A frequent flier decides it's time to stop the rudeness
As a regional sales manager in the telecom test equipment business, I've flown for more than 20 years, and I am amazed at the lack of common courtesy on airplanes. You can blame the airlines—since customer service has vanished from every element of their operations except their commercials—but only so much. Herewith, my guide to in-flight offenders.
THE SHOELESS Businesspeople, particularly men, seem to feel the need to take their shoes off. Your feet may not stink to you, but they do to us. A guy once put his stocking feet right next to my meal. I asked if he let his children rest their feet on the table while he ate. "No," he said. I requested the same courtesy. If you have to remove your shoes, bring a pair of the slippers you get on international flights.

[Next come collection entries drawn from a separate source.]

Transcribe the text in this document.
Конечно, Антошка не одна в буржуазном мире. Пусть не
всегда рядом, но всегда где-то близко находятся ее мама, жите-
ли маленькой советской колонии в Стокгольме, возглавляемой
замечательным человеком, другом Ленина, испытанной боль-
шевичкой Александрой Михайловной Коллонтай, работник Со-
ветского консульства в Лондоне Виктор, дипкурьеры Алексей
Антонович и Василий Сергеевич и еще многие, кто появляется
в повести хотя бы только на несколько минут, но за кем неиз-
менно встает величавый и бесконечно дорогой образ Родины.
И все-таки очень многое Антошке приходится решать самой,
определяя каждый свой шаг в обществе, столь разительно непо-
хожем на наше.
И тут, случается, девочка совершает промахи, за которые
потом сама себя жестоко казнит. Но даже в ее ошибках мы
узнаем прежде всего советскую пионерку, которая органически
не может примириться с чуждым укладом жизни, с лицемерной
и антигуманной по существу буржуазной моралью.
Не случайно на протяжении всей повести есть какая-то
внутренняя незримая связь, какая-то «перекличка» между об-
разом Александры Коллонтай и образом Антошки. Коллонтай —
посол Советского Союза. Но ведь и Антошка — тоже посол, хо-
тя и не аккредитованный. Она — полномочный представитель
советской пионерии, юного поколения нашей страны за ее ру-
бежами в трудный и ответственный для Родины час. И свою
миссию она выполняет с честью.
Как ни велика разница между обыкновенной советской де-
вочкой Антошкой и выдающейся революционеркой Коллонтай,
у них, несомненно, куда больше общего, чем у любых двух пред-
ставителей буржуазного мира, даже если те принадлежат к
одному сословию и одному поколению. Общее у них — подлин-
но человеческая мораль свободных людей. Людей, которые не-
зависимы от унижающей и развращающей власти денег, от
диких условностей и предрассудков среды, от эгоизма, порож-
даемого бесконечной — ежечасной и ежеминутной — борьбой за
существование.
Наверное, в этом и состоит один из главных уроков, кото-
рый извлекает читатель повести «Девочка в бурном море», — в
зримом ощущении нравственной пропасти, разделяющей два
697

THE RECLINERS While I too lean back on an eight-hour flight, it's impolite to do so on a 1 1/2-hour segment. I've had to ask the passenger ahead of me to move the seat up just so I could lower my tray table and devour my delicious airplane dinner.
THE FLOSSERS Personal hygiene is a private matter-it should be, anyway. I still remember the woman who sat next to me clipping her nails, scattering me with shards. I drew the line when she pulled out a bottle of polish. As for flossing, would you do it in a restaurant?(In an emergency, most planes have a bathroom.)
THE FRONT-LOADERS Be considerate to those who aren't premium-level frequent fliers and can't board early to stow their bags. I'm talking to you people who put briefcases in the overhead. On a full flight, stick your stuff under the seat. It'll save time and aggravation. Also, if you're sitting near the back, don't stow your bag up front. I once told an attendant about a front-loader, and she checked his bag.
THE FIRST-CLASS JERKS There was a time when flight attendants would fight to serve first class; now it's the junior people who get the job. One night, after watching the idiot next to me snap his fingers for service, I pointed out that really important people buy their own planes.
THE BAG-WIELDERS If I get hit in the head one more time by someone navigating the aisle with a bag on each shoulder, I'm going to scream. A bag that's too heavy to carry in front of you should be checked. The planes load faster, and passengers suffer less inconvenience, if you simply do a better job of preparation before going on board.
THE SQUEAKY WHEELS They sometimes get more than the grease: I've heard about attendants sending luggage to the wrong airport just because a passenger was rude.
ONE LAST THOUGHT Can't we agree to be nicer to one another?Air travel has gotten tough enough without us fighting all the time.